Cognitive complaints and objective impairments are frequent and disabling in MS patients and profoundly affect daily living. There is increasing evidence for a compensatory and restorative effect of CRT, but its effect on cognitive problems in everyday life is unknown. Similarly, some positive effects of mindfulness on cognition have been, e.g. MBCT.

The randomized-controlled REMIND-MS study investigated the effectiveness of both CRT and MBCT on patient-reported cognitive complaints in MS [1]. Effects on personalized cognitive goals and objective cognitive function were also evaluated. Participants were 110 MS patients with cognitive complaints, of whom 63 (57%) were objectively cognitively impaired. They completed questionnaires, performed cognitive tests, personalized goals setting, and underwent magnetoencephalography (MEG scan) at baseline, post-treatment, and after 6-month follow-up.

The 110 participants were randomized to CRT (n=37), MBCT (n=36), or enhanced treatment as usual (ETAU; n=37); 100 participants completed the study. Both CRT and MBCT positively affected patient-reported cognitive complaints compared with ETAU after 9 weeks (P<0.05), but not 6 months later. At 9 weeks of follow-up, CRT resulted in a decrease in general cognitive complaints and executive-function cognitive complaints. The latter effect was also found in the MBCT group.

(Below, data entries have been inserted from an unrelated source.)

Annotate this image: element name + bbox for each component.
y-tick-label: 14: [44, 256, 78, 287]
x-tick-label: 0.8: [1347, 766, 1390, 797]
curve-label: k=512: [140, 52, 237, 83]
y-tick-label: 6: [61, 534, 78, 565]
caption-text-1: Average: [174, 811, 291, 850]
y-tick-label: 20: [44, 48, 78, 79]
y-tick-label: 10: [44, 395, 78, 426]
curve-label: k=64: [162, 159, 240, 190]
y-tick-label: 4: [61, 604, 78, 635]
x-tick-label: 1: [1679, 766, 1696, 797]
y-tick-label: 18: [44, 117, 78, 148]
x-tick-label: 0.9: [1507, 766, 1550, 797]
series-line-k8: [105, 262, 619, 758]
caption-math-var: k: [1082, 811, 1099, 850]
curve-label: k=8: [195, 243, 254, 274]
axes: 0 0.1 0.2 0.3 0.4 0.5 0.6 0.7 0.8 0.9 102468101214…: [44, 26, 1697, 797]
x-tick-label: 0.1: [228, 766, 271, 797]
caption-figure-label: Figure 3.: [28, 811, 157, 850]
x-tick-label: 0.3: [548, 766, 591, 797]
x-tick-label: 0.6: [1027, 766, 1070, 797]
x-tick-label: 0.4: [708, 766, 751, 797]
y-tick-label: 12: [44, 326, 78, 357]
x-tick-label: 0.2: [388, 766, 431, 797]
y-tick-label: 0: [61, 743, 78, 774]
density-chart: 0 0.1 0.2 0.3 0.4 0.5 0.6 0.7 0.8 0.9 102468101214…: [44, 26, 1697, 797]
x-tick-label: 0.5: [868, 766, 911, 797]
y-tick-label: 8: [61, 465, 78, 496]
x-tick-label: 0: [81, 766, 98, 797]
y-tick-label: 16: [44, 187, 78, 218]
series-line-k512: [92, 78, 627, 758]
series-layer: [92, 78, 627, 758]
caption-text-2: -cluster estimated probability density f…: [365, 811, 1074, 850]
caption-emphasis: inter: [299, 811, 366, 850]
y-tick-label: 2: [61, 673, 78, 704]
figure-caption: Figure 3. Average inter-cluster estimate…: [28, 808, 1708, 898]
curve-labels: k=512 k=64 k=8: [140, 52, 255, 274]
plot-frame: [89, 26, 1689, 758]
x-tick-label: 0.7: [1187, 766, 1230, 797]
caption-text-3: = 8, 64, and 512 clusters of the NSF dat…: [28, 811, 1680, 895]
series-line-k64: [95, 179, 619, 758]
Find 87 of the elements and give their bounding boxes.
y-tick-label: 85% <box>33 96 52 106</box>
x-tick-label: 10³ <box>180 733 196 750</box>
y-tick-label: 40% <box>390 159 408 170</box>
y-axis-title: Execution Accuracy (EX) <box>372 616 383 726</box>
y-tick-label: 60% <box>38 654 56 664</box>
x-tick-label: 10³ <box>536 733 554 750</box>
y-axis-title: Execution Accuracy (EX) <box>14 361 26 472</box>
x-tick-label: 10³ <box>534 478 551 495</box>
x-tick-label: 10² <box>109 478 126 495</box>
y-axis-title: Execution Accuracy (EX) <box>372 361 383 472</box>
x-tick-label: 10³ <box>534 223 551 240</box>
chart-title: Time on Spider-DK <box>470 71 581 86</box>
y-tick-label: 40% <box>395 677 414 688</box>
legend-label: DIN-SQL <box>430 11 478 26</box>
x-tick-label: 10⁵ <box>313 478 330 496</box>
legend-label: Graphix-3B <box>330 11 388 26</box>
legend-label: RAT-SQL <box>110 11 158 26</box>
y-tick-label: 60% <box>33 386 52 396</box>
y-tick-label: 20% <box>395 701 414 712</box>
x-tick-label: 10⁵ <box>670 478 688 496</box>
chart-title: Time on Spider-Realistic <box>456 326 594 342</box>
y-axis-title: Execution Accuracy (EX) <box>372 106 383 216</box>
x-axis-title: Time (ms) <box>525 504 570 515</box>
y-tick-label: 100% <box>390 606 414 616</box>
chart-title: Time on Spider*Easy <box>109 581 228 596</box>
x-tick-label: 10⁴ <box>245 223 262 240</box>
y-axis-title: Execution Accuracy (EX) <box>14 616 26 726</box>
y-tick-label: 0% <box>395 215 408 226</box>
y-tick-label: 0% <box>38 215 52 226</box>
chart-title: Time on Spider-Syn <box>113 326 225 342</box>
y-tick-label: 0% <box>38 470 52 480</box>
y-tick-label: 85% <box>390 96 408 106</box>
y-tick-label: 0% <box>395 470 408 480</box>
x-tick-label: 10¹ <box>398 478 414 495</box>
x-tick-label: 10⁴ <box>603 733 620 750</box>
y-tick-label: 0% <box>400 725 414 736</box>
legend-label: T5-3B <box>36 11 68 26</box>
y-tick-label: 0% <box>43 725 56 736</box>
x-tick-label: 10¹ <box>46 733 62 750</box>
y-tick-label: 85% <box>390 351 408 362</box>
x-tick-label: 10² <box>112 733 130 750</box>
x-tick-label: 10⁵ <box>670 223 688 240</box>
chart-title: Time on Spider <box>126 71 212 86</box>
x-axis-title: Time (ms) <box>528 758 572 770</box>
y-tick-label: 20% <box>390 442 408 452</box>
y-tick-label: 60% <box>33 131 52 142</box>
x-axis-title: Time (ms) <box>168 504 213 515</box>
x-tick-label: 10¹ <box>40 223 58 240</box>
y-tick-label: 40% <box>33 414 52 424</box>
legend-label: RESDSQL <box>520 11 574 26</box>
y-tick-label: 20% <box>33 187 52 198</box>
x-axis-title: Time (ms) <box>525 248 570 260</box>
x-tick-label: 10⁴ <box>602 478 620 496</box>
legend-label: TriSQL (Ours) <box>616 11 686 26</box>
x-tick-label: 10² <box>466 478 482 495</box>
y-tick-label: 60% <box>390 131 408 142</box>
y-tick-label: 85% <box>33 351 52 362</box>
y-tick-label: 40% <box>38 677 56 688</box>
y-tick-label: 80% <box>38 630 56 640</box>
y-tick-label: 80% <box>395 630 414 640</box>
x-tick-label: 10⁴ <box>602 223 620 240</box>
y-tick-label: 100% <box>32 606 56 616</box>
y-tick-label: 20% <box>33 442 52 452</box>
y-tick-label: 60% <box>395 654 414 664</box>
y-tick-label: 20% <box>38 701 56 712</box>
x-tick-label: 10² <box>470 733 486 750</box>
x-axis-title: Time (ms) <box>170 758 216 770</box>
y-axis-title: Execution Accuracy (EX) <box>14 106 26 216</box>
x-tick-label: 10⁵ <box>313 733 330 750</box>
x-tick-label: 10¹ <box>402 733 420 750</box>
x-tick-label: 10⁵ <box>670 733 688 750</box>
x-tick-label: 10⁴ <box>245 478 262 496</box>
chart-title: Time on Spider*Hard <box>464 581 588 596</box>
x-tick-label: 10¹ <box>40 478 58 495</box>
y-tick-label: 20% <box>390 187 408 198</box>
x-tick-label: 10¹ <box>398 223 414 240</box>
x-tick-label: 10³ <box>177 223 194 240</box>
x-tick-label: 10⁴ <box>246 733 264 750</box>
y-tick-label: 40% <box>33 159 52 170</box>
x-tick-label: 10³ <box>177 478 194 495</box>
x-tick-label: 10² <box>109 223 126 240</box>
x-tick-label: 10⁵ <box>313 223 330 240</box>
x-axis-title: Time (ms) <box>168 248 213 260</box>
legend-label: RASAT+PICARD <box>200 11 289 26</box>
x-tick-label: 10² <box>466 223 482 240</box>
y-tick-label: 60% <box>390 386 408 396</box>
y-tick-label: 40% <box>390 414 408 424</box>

At 6-months of follow-up, participants in the CRT group better achieved personalized cognitive goals (P=0.028). MBCT had a positive effect on processing speed (P=0.027). Participants with fewer cognitive complaints at baseline benefited more from CRT as suggested by the Cognitive Failures Questionnaire (P=0.012–0.040), while participants with better processing speed at baseline benefited more from MBCT (P=0.016).

Dr. Ilse Nauta (Vrije Universiteit Amsterdam, Netherlands) concluded that regardless of whether patients were relatively less or relatively more affected by cognitive problems, they all benefited from the interventions, depending on whether you focus on short-term or longer-term results [1]. Both interventions seem promising in the treatment of MS-related cognitive problems.